Yahoo’s Link-Based Spam Detection Patent Application 雅虎的基于链接的垃圾邮件检测专利申请
Search Engine News May 7th, 2006 搜索引擎新闻 2006年5月7日In an effort to curb spam, TrustRank has been used as one of the factors in establishing rankings in search engines like Big G.在努力遏止垃圾邮件, trustrank已被用作的因素之一,在建立的排名在搜索引擎一样,大g.

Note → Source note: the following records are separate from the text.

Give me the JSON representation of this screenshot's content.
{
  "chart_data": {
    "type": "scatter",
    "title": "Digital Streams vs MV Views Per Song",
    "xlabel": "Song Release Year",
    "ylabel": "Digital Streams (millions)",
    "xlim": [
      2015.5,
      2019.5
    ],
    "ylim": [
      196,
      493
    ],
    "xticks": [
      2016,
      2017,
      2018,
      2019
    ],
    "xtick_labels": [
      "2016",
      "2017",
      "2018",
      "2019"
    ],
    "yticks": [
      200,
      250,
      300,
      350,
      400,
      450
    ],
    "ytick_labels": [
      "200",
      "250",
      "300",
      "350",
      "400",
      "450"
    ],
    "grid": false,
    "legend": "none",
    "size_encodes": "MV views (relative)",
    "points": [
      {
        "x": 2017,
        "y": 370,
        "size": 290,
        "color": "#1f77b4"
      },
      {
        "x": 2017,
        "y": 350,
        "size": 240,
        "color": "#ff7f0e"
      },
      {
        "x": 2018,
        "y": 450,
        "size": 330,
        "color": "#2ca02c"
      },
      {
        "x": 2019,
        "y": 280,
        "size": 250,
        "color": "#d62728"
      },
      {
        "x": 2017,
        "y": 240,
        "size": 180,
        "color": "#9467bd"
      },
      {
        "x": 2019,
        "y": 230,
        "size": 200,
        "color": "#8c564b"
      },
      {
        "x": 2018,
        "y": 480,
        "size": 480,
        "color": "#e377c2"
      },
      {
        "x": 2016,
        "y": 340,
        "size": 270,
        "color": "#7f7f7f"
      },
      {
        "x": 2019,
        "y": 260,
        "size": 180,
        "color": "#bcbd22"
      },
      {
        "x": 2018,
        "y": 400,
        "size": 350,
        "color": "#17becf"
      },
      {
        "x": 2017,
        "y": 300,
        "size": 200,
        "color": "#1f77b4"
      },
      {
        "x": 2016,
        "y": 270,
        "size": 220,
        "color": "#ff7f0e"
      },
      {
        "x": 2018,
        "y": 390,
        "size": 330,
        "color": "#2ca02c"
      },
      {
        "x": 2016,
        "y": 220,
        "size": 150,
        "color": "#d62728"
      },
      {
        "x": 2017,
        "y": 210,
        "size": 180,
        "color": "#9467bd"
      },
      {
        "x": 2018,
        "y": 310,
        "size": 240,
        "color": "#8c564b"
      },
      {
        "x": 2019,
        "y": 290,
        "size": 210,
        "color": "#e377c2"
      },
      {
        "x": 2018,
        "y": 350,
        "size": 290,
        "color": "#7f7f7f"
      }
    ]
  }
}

Now, Yahoo is joining in the game by using domain “Trust” as a ranking factor.现在,雅虎是加入在游戏中使用域“信任”作为排名的因素。
From the latest patent abstract by Yahoo :从最新的专利文摘由Yahoo :
A computer implemented method of ranking search hits in a search result set.电脑实施的方法,排名的搜索结果在搜索结果中订定。 The computer-implemented method includes receiving a query from a user and generating a list of hits related to the query, where each of the hits has a relevance to the query, where the hits have one or more boosting linked documents pointing to the hits, and where the boosting linked documents affect the relevance of the hits to the query.计算机-实施方法,包括接受查询,从用户和发电的名单安打相关的查询,如每个点击有一个相关的查询,如安打有一个或多个刺激联系在一起的文件指出,该安打,而刺激联系在一起的文件影响的相关性点击到查询。 The method associates a metric to each of at least a subset of the hits, the metric being representative of the number of boosting linked documents that point to each of at least a subset of the hits and which artificially inflate the relevance of the hits.该方法Associates的一个指标,以每个至少有一个子的安打,公制被代表的数目增加联系的文件这一点,每个至少有一个子的安打,其中人为膨胀的相关性的点击。 The method then compares the metric, which is representative of the size of a spam farm pointing to the hit, with a threshold value, processes the list of hits to form a modified list based in part on the comparison, and transmits the modified list to the user.该方法,然后比较公制,这是代表的大小垃圾农场指向命中,与阈值,工序清单安打,形成一种改进的名单,部分是基于比较,并传达改性名单用户。
The patent provides some insight into the way it would identifying spam pages from search results, in conjunction with pagerank.该专利提供了一些深入了解的方式,将查明垃圾邮件的页面从搜索结果中,联同的PageRank 。 The system sorts reputable pages from spam pages by using combining with input from humans reviewers who manually identify these reputable seed pages.该系统的各种信誉的页面由垃圾邮件的页面用相结合的投入,从人类的审评谁手动找出这些信誉良好的种子的页面。
While link “trustability” acts as a fairly good indicator of site quality overall, it is still flawed as shown in the case of Expedia subdomains .而联系“ trustability ”作为一个较好的指标,网站质量的整体,它仍然是有缺陷的显示,在该案件Expedia的子网域 。
link spam , search engine patents 链接的垃圾邮件 , 搜索引擎专利








Update: Big G has cleaned up its results for Buy Viagra, Buy Cialis, and other keywords since then.更新:大克已清理其结果为购买威而钢,犀利士购买,和其他的关键字自那时以来。 The results seen in the screen capture no longer show up in the search results.结果主要出现在萤幕撷取不再显示在搜索结果中。